Blackfield’s record company Kscope has provided a fourth advance video from Blackfield V to whet our appetites further, this time for the gracefully moody album closer “From 44 to 48.”
This tune is the only one in the song cycle to come from the pen of Wilson (aside from one co-write credit), but puts a perfect bow on the whole “life is an ocean” thread that runs across the LP. In sizing up the entire album last week, we commented that “From 44 to 48” was “Wilson’s semi-autobiographical look back on life” because the age ranges he reminiscences upon with each verse suggests the guy doing the reminiscing fits someone who is about his actual age (he turned 48 while V was being recorded). Wilson himself explains that this “is a song about growing older and letting go of dreams.”

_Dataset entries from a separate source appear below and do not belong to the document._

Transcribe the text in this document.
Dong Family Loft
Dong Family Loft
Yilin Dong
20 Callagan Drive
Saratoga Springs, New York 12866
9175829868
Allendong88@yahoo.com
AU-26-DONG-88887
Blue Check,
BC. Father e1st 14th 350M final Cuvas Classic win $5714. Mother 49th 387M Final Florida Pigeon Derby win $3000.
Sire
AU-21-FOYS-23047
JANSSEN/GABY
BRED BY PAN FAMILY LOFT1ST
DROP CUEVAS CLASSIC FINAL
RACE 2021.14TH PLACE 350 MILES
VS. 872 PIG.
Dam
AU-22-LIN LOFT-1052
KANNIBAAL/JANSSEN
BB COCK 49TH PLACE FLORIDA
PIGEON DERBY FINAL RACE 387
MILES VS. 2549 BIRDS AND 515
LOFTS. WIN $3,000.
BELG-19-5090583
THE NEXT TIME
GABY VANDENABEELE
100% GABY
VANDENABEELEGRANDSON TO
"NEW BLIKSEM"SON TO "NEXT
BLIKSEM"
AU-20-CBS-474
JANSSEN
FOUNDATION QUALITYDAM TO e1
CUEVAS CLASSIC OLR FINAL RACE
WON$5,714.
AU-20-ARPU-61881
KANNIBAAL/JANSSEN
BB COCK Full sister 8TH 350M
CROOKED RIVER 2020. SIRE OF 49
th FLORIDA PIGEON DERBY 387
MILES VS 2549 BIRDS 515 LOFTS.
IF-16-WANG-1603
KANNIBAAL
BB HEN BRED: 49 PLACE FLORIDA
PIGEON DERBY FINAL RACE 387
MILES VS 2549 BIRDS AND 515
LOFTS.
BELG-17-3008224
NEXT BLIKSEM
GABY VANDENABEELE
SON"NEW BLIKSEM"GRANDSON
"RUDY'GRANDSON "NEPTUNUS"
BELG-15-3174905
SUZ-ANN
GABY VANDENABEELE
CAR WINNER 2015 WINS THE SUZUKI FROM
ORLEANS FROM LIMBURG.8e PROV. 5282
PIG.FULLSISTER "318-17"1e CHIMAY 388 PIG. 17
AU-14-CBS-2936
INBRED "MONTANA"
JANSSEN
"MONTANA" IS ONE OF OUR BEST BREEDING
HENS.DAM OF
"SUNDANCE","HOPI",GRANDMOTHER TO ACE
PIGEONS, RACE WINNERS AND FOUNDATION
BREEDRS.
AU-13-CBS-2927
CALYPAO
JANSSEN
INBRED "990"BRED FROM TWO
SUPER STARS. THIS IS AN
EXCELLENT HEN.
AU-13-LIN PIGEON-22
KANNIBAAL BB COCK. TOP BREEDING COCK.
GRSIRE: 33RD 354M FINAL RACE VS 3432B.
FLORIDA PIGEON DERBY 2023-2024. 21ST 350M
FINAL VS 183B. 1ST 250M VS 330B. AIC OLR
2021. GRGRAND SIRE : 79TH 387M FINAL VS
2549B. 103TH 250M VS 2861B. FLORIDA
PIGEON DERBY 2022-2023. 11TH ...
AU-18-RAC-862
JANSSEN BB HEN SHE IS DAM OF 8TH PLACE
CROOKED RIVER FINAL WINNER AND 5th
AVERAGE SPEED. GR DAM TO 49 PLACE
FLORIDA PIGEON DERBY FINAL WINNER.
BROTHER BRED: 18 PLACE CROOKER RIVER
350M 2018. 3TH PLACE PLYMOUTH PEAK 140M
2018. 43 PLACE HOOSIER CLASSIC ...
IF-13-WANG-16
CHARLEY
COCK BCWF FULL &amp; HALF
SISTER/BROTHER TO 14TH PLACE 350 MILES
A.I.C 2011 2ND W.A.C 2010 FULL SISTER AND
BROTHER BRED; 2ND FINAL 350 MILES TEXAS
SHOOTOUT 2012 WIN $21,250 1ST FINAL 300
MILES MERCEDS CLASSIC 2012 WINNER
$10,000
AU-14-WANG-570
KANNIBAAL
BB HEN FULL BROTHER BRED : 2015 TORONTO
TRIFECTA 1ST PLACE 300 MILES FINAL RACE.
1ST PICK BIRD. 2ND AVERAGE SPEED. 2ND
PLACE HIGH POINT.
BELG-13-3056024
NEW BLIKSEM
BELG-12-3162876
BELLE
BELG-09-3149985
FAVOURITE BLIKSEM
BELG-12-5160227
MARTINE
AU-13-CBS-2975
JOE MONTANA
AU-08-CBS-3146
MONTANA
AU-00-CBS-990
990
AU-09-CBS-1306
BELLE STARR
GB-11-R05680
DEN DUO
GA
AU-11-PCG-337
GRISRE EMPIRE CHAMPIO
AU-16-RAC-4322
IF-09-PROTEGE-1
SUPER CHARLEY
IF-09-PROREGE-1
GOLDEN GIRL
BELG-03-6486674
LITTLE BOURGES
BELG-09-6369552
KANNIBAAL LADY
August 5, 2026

But it’s not entirely self-referential because “from 24 to 25” the narrator reveals “a girl I liked became my wife” and “from 28 to 33, a new responsibility, a child”, making it “harder than I ever imagined to keep all my dreams alive,” while Wilson himself made a much different choice in his own life to sacrifice starting a family in order to fully pursue his dreams of making music.
Regardless of how close to home it hits with its composer, it’s an arc of life many of us can relate to, especially from the wizened perspective of middle age.
As for the melody, it’s a gently flowing one that’s so effortless and stays with you long after the last note fades out. In place of chorus lyrics is this anthemic sequence of chords, and Geffen’s string arrangement that furnishes a lush bed so refreshingly non-intrusive underneath a sparkling Fender Rhodes and a softly strummed guitar.
If creating such splendid rock songs like “From 44 to 48” are made possible from hanging tight to lifelong dreams, it’s a damned good fortune for the rest of us that Steven Wilson did.